La vérité d’Olmert

Les Américains nous utilisent comme une menace. Ils nous retiennent sur une ligne comme un chien d’attaque, et disent à Assad : si vous ne faites pas ce que nous voulons, nous lâcherons le chien.

Si Dieu le veut, même un manche à balai peut tirer des coups de feu. C’est un vieil adage yiddish. Aujourd’hui, on pourrait ajouter : Si Dieu le veut, même Olmert peut parfois dire la vérité.

La vérité, d’après le témoignage du Premier ministre devant la commission d’enquête présidée par le juge Vinograd, témoignage divulgué hier aux média, est que la guerre n’était pas une réaction spontanée à la capture des deux soldats, mais qu’elle était planifiée depuis longtemps. C’est ce que nous avons dit dès le début.

Olmert a déclaré à la commission que, juste après sa prise de fonction comme Premier ministre en exercice, en janvier 2006, il a consulté les chefs de l’armée à propos de la situation sur la frontière nord. Jusqu’alors, la doctrine dominante était conforme à la décision d’Ariel Sharon – logique de son point de vue – de ne pas réagir par la force aux provocations dans le nord, afin que l’armée israélienne puisse se concentrer sur le combat contre les Palestiniens. Mais cela a permis au Hezbollah de constituer un stock important de roquettes de toutes sortes.
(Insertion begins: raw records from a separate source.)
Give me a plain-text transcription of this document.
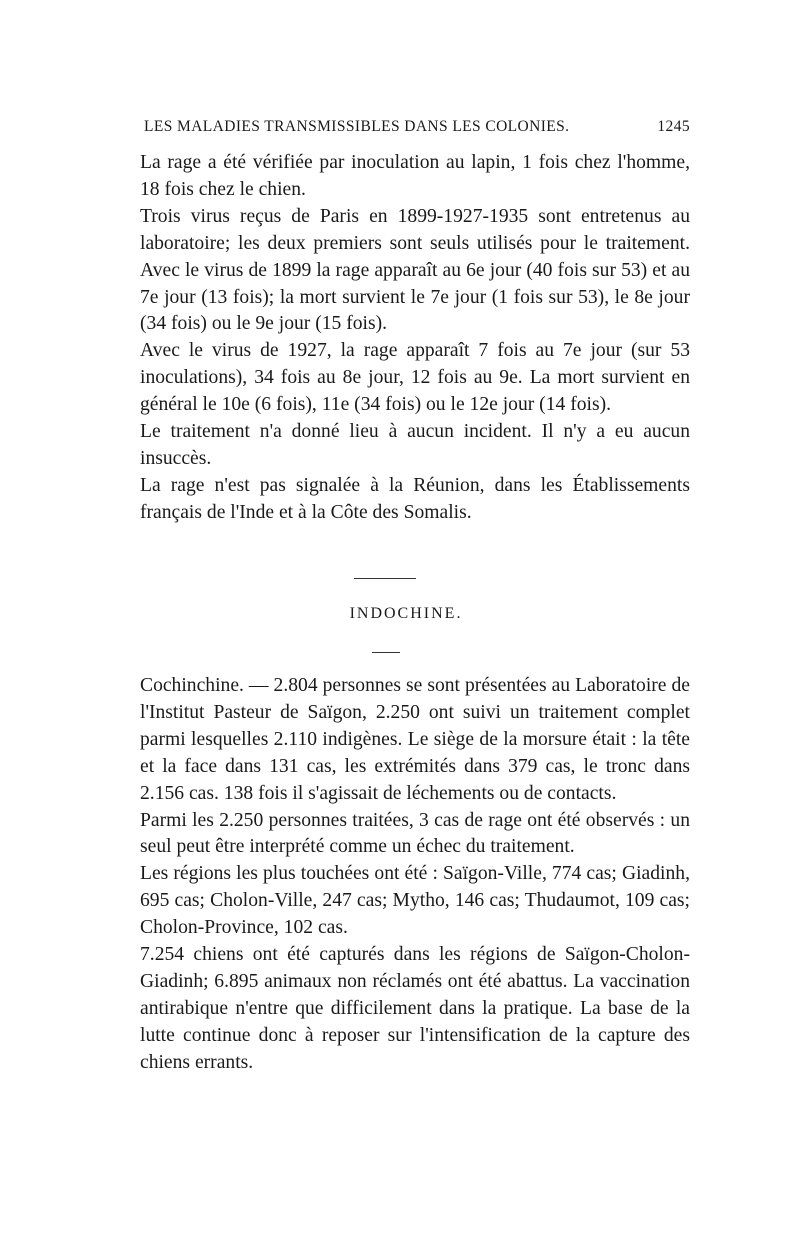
LES MALADIES TRANSMISSIBLES DANS LES COLONIES.	1245

La rage a été vérifiée par inoculation au lapin, 1 fois chez l'homme, 18 fois chez le chien.

Trois virus reçus de Paris en 1899-1927-1935 sont entretenus au laboratoire; les deux premiers sont seuls utilisés pour le traitement. Avec le virus de 1899 la rage apparaît au 6e jour (40 fois sur 53) et au 7e jour (13 fois); la mort survient le 7e jour (1 fois sur 53), le 8e jour (34 fois) ou le 9e jour (15 fois).

Avec le virus de 1927, la rage apparaît 7 fois au 7e jour (sur 53 inoculations), 34 fois au 8e jour, 12 fois au 9e. La mort survient en général le 10e (6 fois), 11e (34 fois) ou le 12e jour (14 fois).

Le traitement n'a donné lieu à aucun incident. Il n'y a eu aucun insuccès.

La rage n'est pas signalée à la Réunion, dans les Établissements français de l'Inde et à la Côte des Somalis.

INDOCHINE.

Cochinchine. — 2.804 personnes se sont présentées au Laboratoire de l'Institut Pasteur de Saïgon, 2.250 ont suivi un traitement complet parmi lesquelles 2.110 indigènes. Le siège de la morsure était : la tête et la face dans 131 cas, les extrémités dans 379 cas, le tronc dans 2.156 cas. 138 fois il s'agissait de léchements ou de contacts.

Parmi les 2.250 personnes traitées, 3 cas de rage ont été observés : un seul peut être interprété comme un échec du traitement.

Les régions les plus touchées ont été : Saïgon-Ville, 774 cas; Giadinh, 695 cas; Cholon-Ville, 247 cas; Mytho, 146 cas; Thudaumot, 109 cas; Cholon-Province, 102 cas.

7.254 chiens ont été capturés dans les régions de Saïgon-Cholon-Giadinh; 6.895 animaux non réclamés ont été abattus. La vaccination antirabique n'entre que difficilement dans la pratique. La base de la lutte continue donc à reposer sur l'intensification de la capture des chiens errants.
Olmert décida de changer cette politique.

L’armée a préparé un plan en deux étapes : une opération terrestre ayant pour but l’élimination du Hezbollah, puis une offensive aérienne visant à détruire l’infrastruture libanaise, afin de mettre la pression sur les Libanais qui à leur tour mettraient la pression sur le Hezbollah. Comme l’a déclaré le chef d’état-major, Dan Halutz, au début de la guerre « Nous allons reculer de 20 ans les pendules du Liban » (un but plutôt modeste comparé à la célèbre proposition d’un collègue américain : « Bombarder le Vietnam jusqu’à ce qu’il retourne à l’âge de pierre. ») L’aviation avait également pour mission de détruire l’arsenal de roquettes du Hezbollah.

Mais de nos jours, il n’est plus question d’attaquer un pays sans raison convaincante. Déjà avant la première guerre du Liban, les Américains demandèrent qu’Israël n’attaque qu’après une provocation pouvant convaincre le reste du monde. La justification nécessaire fut donnée à point nommé par le gang d’Abou Nidal, qui avait tenté d’assassiner l’ambassadeur israélien à Londres. Dans la guerre récente, il avait été admis à l’avance que la capture de soldats israéliens constituerait une telle provocation.

Un cynique pourrait dire que cette décision transformait les soldats israéliens en appât. On savait que le Hezbollah voulait capturer des soldats afin d’obtenir un échange de prisonniers. Les patrouilles de l’armée régulière israélienne le long de la frontière constituaient, en quelque sorte, une invitation au Hezbollah de mettre à exécution son plan néfaste.

LA CAPTURE du soldat Gilad Shalit par les Palestiniens près de la frontière de Gaza constitua un signal d’alarme en Israël. Olmert a déclaré dans son témoignage que, à partir de ce moment-là, il fut convaincu que le Hezbollah était sur le point de réaliser un exploit semblable.

Dans ce cas, le Premier ministre aurait peut-être dû ordonner à l’armée de mettre fin aux patrouilles le long de la frontière nord, ou les renforcer de manière à dissuader le Hezbollah. Cela n’a pas été fait. Les pauvres membres de la patrouille fatale sont partis comme s’ils se rendaient à un pique-nique.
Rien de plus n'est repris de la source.